Prevención de apneas:

 

  • Ambiente térmico neutral (al aumentar la temperatura aumenta la frecuencia de apneas).

  • Posición ventral con cabeza elevada, cuello en extensión.

  • Evitar posiciones con cabeza en flexión dentro de la incubadora.

  • Aspiración cuidadosa de secreciones, cuando sea necesario.

  • Corrección de anemia. Se debe considerar si los episodios de apnea y bradicardia son frecuentes, graves y coinciden con hematocrito bajo, según guía de anemia.

  • Adecuado balance de medio interno.

  • Monitorización: Todo RNPT debe tener monitor de Frecuencia Respiratoria, Frecuencia Cardíaca y SatO2, durante las 24 horas del día. El mayor riesgo de apnea es en la primera semana de vida

  • Las alarmas del monitor deben ajustarse con los siguientes parámetros:

 

Menores 1500 g

Mayores 1500 g

Apnea

10 seg

20 seg

F. Cardiaca

100/min

80/min

Sat 02

88%

88%


 

Tratamiento:

  • En caso de apnea:

    • Observar al RN: verificar si existe bradicardia, cianosis, esfuerzo respiratorio.

    • Lavarse las manos o uso de alcohol gel

    • Estimulación táctil.

    • Oxigenación sólo si hay desaturación.

    • Aspiración de secreciones si las hay.

    • Ventilación con bolsa y máscara si persiste bradicardia y/o desaturación luego del estímulo inicial. Siempre evitar presiones elevadas y abandonar apenas tenga frecuencia cardiaca y esfuerzo respiratorio adecuados.

  • Luego del primer episodio:

    • Evaluación de causa subyacente.

    • Buscar siempre una causa precipitante en mayores de 34  semanas.

    • Evaluación del medio interno: gasometría, ELP, calcio, glicemia.

    • Siempre considerar infección : Cultivos, hemograma, PCR.

    • Ecotomografía cerebral, EEG.

    • Descartar patología cardiaca: ecocardiografia.

    • Radiografía de tórax.

    • En casos persistentes: screening metabólico ampliado.

    • Evaluar necesidad de suspender fármacos depresores del SNC.

 

Tratamiento farmacológico:

 

Metilxantinas:

  • Incrementan la ventilación minuto, mejoran la sensibilidad al C02, disminuyen la depresión hipóxica, mejoran la actividad diafragmática y disminuyen la respiración periódica, demostrando una disminución de uso de ventilación mecánica asistida.

  • Entre sus efectos adversos se cuentan: taquicardia, intolerancia alimentaria, emesis, temblores e irritabilidad.

  • En casos de intoxicación pueden presentarse disrritmias y convulsiones.

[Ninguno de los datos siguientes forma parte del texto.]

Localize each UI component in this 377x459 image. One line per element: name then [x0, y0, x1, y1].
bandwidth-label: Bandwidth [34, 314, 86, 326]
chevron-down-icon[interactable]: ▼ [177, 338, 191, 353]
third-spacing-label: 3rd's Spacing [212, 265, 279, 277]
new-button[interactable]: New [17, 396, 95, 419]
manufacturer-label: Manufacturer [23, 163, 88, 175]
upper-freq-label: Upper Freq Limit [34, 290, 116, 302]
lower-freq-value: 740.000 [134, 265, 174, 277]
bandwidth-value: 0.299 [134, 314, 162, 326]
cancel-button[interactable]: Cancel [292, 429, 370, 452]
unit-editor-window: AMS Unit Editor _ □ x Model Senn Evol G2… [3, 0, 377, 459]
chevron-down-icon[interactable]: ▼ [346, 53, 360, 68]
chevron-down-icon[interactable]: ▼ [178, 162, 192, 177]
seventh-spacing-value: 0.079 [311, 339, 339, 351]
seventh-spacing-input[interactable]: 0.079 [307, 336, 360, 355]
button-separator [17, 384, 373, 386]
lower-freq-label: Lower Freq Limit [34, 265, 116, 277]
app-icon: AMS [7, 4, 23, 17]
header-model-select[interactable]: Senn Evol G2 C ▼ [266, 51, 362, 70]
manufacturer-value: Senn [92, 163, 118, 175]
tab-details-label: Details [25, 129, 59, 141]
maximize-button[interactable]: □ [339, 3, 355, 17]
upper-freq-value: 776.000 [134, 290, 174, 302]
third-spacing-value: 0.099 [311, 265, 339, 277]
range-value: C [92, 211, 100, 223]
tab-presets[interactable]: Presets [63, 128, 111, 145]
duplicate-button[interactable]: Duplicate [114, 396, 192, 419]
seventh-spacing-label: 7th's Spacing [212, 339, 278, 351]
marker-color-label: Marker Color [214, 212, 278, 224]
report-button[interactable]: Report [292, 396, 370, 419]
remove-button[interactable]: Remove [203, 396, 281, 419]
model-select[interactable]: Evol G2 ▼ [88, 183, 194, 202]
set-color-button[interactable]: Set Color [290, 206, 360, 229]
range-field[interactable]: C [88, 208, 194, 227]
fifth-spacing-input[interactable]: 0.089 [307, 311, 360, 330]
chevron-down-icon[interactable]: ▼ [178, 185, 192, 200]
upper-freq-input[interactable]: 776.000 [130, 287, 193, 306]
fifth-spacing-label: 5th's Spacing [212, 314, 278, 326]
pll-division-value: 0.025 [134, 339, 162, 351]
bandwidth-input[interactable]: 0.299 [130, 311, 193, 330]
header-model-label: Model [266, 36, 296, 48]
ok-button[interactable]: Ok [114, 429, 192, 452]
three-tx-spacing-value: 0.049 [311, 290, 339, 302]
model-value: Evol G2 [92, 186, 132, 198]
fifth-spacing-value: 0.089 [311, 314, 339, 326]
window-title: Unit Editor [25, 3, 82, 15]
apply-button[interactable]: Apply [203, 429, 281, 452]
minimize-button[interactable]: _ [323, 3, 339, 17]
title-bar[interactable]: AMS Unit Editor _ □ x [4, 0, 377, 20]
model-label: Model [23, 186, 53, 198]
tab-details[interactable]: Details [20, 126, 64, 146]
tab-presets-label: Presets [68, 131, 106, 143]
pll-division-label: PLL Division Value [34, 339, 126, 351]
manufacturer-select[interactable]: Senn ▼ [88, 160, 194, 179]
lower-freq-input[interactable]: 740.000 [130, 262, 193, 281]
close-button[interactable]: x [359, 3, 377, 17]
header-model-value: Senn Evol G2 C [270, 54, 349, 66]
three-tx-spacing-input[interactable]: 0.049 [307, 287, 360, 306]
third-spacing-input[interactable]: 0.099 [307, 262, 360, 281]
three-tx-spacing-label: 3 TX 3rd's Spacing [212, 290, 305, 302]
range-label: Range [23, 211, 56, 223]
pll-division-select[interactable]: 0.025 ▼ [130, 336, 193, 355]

  • La cafeína presenta menor incidencia de efectos colaterales que la aminofilina, es mejor tolerado y tiene un nivel de seguridad terapéutica mayor e incluso su uso disminuye la incidencia de DBP y sobrevida sin alteraciones neurológicas.

  • El mecanismo de acción es a través de la inhibición de los receptores A 1 y A2 de adenosina.

  • Dosis:

    • Aminofilina para uso endovenosos los primeros días de vida, en caso de no estar disponible la cafeína endovenosa.

    • Dosis de carga 6 mg x kg e.v.

    • Dosis de mantención 2 mg x kg dosis cada 8 horas e.v.